Since I decided I wanted to re-use the mortars I have in other parts of the game, I needed to get them firing in a way that was actually dangerous to the player. Before the CEO, they were all fired out of cannons at a fixed angle; this is very easy to create and very predictable to the player. Which is fine for how they’re used in other levels, but for the boss fight it seemed a little… static to just have them always fire at exactly the same spots in the map. (In fact, I toyed with the idea of just having cannons instead of making the boss fire them himself!)

Now, flying objects are very easy when you want to give something an initial velocity and direction and just simulate their movement – each frame you update their velocity based on acceleration (including gravity!) and then update their position based on velocity. Simple! That’s exactly how the mortar cannons work, and how the mortars work once fired. The trick with the CEO, though, is that I want him to fire those mortars at the player. I want to use a fixed velocity for the mortars, and I have the position of the player and the CEO, so all I need is to figure out the angle of firing! Unfortunately this turned out to be a lot more than my tired weekend-brain was up to. In my defense, it’s been a very long time since I took beginner physics.

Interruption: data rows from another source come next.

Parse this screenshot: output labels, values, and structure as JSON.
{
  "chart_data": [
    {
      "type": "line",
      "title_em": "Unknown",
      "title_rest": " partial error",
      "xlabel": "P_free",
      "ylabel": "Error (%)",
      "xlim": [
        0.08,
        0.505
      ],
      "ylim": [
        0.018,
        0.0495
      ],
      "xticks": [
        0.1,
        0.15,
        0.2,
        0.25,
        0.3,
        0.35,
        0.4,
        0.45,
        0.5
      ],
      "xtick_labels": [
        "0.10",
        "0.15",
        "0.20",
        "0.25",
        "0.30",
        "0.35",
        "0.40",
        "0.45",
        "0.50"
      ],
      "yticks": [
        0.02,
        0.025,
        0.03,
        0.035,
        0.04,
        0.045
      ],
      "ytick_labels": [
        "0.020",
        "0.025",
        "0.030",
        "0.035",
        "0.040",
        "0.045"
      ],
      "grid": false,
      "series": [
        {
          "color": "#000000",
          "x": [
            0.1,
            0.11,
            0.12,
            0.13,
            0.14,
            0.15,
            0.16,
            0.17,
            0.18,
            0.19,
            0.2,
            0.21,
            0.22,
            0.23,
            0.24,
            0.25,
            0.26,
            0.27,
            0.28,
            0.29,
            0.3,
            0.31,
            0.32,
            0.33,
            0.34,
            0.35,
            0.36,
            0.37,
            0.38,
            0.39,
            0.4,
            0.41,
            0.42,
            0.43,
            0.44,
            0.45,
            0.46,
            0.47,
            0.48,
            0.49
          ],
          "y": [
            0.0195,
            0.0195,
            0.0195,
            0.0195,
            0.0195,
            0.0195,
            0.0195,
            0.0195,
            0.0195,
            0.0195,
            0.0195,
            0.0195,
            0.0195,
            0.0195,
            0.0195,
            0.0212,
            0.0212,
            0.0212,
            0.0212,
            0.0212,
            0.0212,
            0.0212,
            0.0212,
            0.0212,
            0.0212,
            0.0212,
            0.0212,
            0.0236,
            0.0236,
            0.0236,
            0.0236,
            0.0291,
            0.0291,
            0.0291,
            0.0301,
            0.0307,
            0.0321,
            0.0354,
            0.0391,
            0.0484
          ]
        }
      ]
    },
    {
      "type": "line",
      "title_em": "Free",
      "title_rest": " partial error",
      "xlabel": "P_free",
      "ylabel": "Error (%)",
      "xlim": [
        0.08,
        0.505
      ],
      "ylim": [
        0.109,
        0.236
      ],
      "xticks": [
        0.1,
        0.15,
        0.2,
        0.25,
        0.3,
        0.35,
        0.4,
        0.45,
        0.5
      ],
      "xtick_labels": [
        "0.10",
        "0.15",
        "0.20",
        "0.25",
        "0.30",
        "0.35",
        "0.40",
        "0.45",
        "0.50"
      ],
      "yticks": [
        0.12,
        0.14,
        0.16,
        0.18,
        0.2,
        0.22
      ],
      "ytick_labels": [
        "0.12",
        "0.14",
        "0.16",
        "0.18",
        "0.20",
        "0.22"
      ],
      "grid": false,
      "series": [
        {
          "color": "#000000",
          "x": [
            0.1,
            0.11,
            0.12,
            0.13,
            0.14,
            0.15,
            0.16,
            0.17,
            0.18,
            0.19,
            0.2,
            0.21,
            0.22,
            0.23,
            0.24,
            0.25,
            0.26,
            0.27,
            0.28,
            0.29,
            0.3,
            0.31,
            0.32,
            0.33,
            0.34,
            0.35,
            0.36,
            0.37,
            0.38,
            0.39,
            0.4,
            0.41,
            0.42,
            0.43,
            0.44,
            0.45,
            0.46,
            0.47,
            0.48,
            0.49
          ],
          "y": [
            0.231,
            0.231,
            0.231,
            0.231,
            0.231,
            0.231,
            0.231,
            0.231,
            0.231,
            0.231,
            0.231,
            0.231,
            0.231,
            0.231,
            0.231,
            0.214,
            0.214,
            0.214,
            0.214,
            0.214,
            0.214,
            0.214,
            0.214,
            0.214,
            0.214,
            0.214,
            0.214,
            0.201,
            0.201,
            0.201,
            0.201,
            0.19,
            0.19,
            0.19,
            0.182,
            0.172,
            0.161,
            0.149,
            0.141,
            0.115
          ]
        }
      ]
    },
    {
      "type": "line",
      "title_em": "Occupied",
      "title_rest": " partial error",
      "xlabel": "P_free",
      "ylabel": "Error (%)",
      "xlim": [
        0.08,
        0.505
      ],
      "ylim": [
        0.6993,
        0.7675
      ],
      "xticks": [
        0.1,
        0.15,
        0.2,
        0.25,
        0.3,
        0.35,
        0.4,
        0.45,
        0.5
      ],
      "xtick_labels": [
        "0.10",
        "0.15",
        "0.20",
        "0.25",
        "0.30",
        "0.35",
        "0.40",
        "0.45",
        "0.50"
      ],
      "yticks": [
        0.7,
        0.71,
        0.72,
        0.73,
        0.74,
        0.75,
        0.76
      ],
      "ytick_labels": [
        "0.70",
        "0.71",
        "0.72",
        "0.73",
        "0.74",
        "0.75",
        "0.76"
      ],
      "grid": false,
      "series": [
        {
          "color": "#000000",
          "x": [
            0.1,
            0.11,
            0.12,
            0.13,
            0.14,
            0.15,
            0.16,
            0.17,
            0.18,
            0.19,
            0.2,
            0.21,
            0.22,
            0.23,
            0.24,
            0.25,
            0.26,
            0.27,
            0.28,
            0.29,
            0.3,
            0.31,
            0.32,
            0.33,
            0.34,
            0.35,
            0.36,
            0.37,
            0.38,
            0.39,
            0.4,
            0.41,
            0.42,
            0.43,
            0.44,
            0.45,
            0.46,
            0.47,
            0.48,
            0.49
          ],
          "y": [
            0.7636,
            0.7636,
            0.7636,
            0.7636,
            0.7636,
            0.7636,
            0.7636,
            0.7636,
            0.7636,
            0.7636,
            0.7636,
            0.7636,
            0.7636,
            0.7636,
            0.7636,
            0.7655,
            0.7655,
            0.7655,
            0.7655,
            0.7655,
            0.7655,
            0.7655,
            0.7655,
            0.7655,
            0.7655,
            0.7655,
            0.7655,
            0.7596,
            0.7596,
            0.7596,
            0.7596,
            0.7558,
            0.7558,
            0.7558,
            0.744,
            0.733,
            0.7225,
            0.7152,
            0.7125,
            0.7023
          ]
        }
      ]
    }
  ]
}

After scribbling for a while drawing little graphs and writing bits of equations and erasing them to write different bits of equations, I finally… just looked it up like I should have done to begin with. If you were hoping to read a bunch of diagrams and code about how to do the ballistics calculation, you should just go check out this blog post instead:

https://www.forrestthewoods.com/blog/solving_ballistic_trajectories/

It walks through the ways you can do it, and the section titled “Firing Angle to Hit Stationary Target” ended up working exactly how I wanted (… once I figured out how to get it working in my code). The sample code is in C#, but should be pretty readable for anyone who is using something else. Sadly, the blog also hosted all of its sample gifs on gfycat, which is no longer, but I found the explanations to be enough (hopefully you will too!)

Next Week

I’m hoping to finish up the boss fight by next weekend, and then next on my plate is to do the first level. I also have some miscellaneous bits of polish and some art to draw… I might do some of that? After I finish the boss fight, anyway.